During 1991–1993, he served as a second lieutenant in the Chinese Air Force. During 1991–1994, he was an Associate Professor in the Department of Electronic Engineering, National Taiwan Institute of Technology. He joined the Department of Electrical Engineering, NTU, in 1994, where he has been a

Professor since 1998. His research interests are in analog and digital integrated circuits and systems.

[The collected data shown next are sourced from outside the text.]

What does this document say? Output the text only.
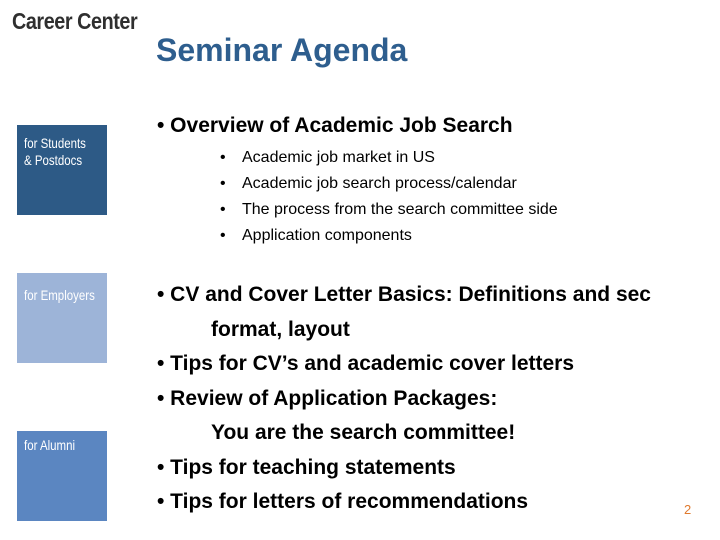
Career Center
Seminar Agenda
for Students
& Postdocs
for Employers
for Alumni
• Overview of Academic Job Search
• Academic job market in US
• Academic job search process/calendar
• The process from the search committee side
• Application components
• CV and Cover Letter Basics: Definitions and sec
format, layout
• Tips for CV’s and academic cover letters
• Review of Application Packages:
You are the search committee!
• Tips for teaching statements
• Tips for letters of recommendations	2
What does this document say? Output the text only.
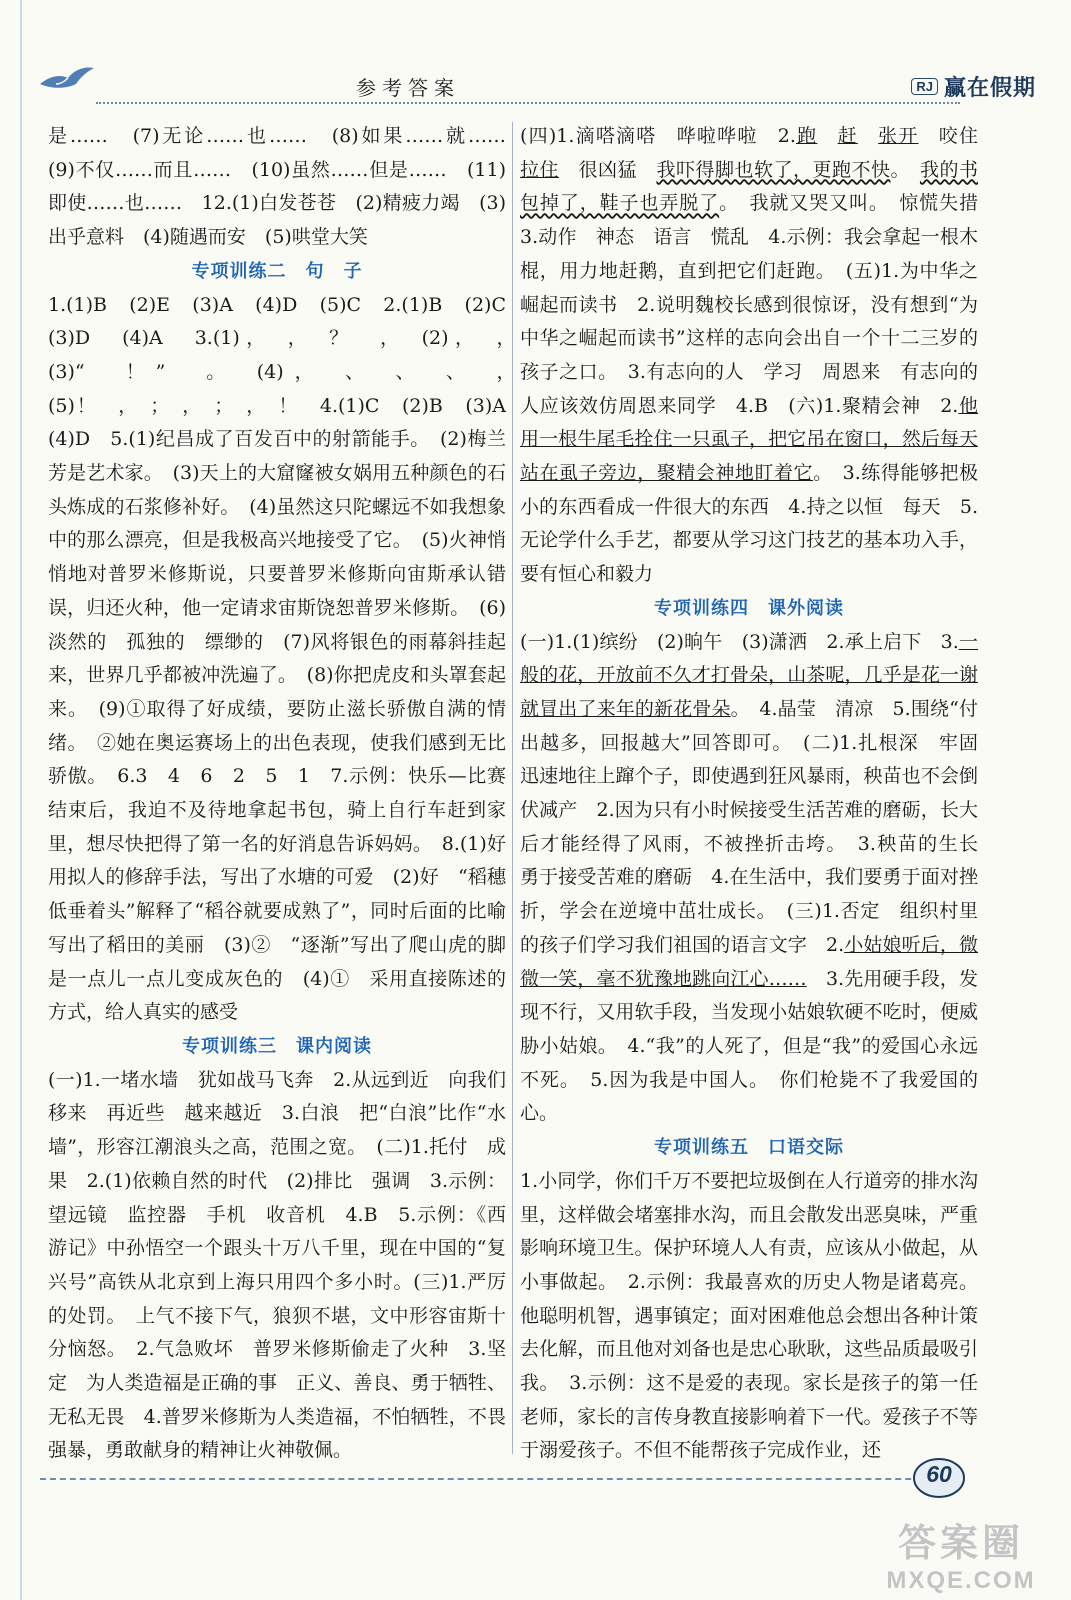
参考答案	RJ 赢在假期

是……　(7)无论……也……　(8)如果……就……　(9)不仅……而且……　(10)虽然……但是……　(11)即使……也……　12.(1)白发苍苍　(2)精疲力竭　(3)出乎意料　(4)随遇而安　(5)哄堂大笑

专项训练二　句　子

1.(1)B　(2)E　(3)A　(4)D　(5)C　2.(1)B　(2)C　(3)D　(4)A　3.(1)，　，　？　，　(2)，　，　(3)“　！”　。　(4)，　、　、　、　，　(5)！　，　；　，　；　，　！　4.(1)C　(2)B　(3)A　(4)D　5.(1)纪昌成了百发百中的射箭能手。　(2)梅兰芳是艺术家。　(3)天上的大窟窿被女娲用五种颜色的石头炼成的石浆修补好。　(4)虽然这只陀螺远不如我想象中的那么漂亮，但是我极高兴地接受了它。　(5)火神悄悄地对普罗米修斯说，只要普罗米修斯向宙斯承认错误，归还火种，他一定请求宙斯饶恕普罗米修斯。　(6)淡然的　孤独的　缥缈的　(7)风将银色的雨幕斜挂起来，世界几乎都被冲洗遍了。　(8)你把虎皮和头罩套起来。　(9)①取得了好成绩，要防止滋长骄傲自满的情绪。　②她在奥运赛场上的出色表现，使我们感到无比骄傲。　6.3　4　6　2　5　1　7.示例：快乐—比赛结束后，我迫不及待地拿起书包，骑上自行车赶到家里，想尽快把得了第一名的好消息告诉妈妈。　8.(1)好　用拟人的修辞手法，写出了水塘的可爱　(2)好　“稻穗低垂着头”解释了“稻谷就要成熟了”，同时后面的比喻写出了稻田的美丽　(3)②　“逐渐”写出了爬山虎的脚是一点儿一点儿变成灰色的　(4)①　采用直接陈述的方式，给人真实的感受

专项训练三　课内阅读

(一)1.一堵水墙　犹如战马飞奔　2.从远到近　向我们移来　再近些　越来越近　3.白浪　把“白浪”比作“水墙”，形容江潮浪头之高，范围之宽。　(二)1.托付　成果　2.(1)依赖自然的时代　(2)排比　强调　3.示例：望远镜　监控器　手机　收音机　4.B　5.示例：《西游记》中孙悟空一个跟头十万八千里，现在中国的“复兴号”高铁从北京到上海只用四个多小时。(三)1.严厉的处罚。　上气不接下气，狼狈不堪，文中形容宙斯十分恼怒。　2.气急败坏　普罗米修斯偷走了火种　3.坚定　为人类造福是正确的事　正义、善良、勇于牺牲、无私无畏　4.普罗米修斯为人类造福，不怕牺牲，不畏强暴，勇敢献身的精神让火神敬佩。

(四)1.滴嗒滴嗒　哗啦哗啦　2.跑　 赶　 张开　咬住　拉住　很凶猛　我吓得脚也软了，更跑不快。　我的书包掉了，鞋子也弄脱了。　我就又哭又叫。　惊慌失措　3.动作　神态　语言　慌乱　4.示例：我会拿起一根木棍，用力地赶鹅，直到把它们赶跑。　(五)1.为中华之崛起而读书　2.说明魏校长感到很惊讶，没有想到“为中华之崛起而读书”这样的志向会出自一个十二三岁的孩子之口。　3.有志向的人　学习　周恩来　有志向的人应该效仿周恩来同学　4.B　(六)1.聚精会神　2.他用一根牛尾毛拴住一只虱子，把它吊在窗口，然后每天站在虱子旁边，聚精会神地盯着它。　3.练得能够把极小的东西看成一件很大的东西　4.持之以恒　每天　5.无论学什么手艺，都要从学习这门技艺的基本功入手，要有恒心和毅力

专项训练四　课外阅读

(一)1.(1)缤纷　(2)晌午　(3)潇洒　2.承上启下　3.一般的花，开放前不久才打骨朵，山茶呢，几乎是花一谢就冒出了来年的新花骨朵。　4.晶莹　清凉　5.围绕“付出越多，回报越大”回答即可。　(二)1.扎根深　牢固　迅速地往上蹿个子，即使遇到狂风暴雨，秧苗也不会倒伏减产　2.因为只有小时候接受生活苦难的磨砺，长大后才能经得了风雨，不被挫折击垮。　3.秧苗的生长　勇于接受苦难的磨砺　4.在生活中，我们要勇于面对挫折，学会在逆境中茁壮成长。　(三)1.否定　组织村里的孩子们学习我们祖国的语言文字　2.小姑娘听后，微微一笑，毫不犹豫地跳向江心……　3.先用硬手段，发现不行，又用软手段，当发现小姑娘软硬不吃时，便威胁小姑娘。　4.“我”的人死了，但是“我”的爱国心永远不死。　5.因为我是中国人。　你们枪毙不了我爱国的心。

专项训练五　口语交际

1.小同学，你们千万不要把垃圾倒在人行道旁的排水沟里，这样做会堵塞排水沟，而且会散发出恶臭味，严重影响环境卫生。保护环境人人有责，应该从小做起，从小事做起。　2.示例：我最喜欢的历史人物是诸葛亮。他聪明机智，遇事镇定；面对困难他总会想出各种计策去化解，而且他对刘备也是忠心耿耿，这些品质最吸引我。　3.示例：这不是爱的表现。家长是孩子的第一任老师，家长的言传身教直接影响着下一代。爱孩子不等于溺爱孩子。不但不能帮孩子完成作业，还

60
答案圈
MXQE.COM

Dr. Liu has served as chair of the IEEE SSCS Taipei Chapter in 2004-2008. He has served as general chair of the 15th VLSI Design/CAD Symposium, Taiwan (2004) and as Program Co-chair of the Fourth IEEE Asia-Pacific Conference on Advanced System Integrated Circuits, Fukuoka, Japan (2004). He was the recipient of the Engineering Paper Award from the Chinese Institute of Engineers in 2003, the Young Professor Teaching Award from MXIC Inc., the Research Achievement Award from NTU, and the Outstanding Research Award from National Science Council in 2004. He has served as a technical program committee member for ISSCC in 2006-2008 and A-SSCC since 2005. He was an Associate Editor for IEEE TRANSACTIONS ON CIRCUITS AND SYSTEMS, PART II: EXPRESS BRIEFS in 2006-2007. He has been an Associate Editor for the IEEE JOURNAL OF SOLID-STATE CIRCUITS since 2006 and an Associate Editor for the IEEE TRANSACTIONS ON CIRCUITS AND SYSTEMS, PART I: REGULAR PAPERS since 2008. He has also been an Associate Editor for IEICE (The Institute of Electronics, Information and Communication Engineers) Transactions on Electronics since 2008. He joined the Editorial Board of Research Letters in Electronics in 2008. He is a senior member of IEEE and a member of IEICE.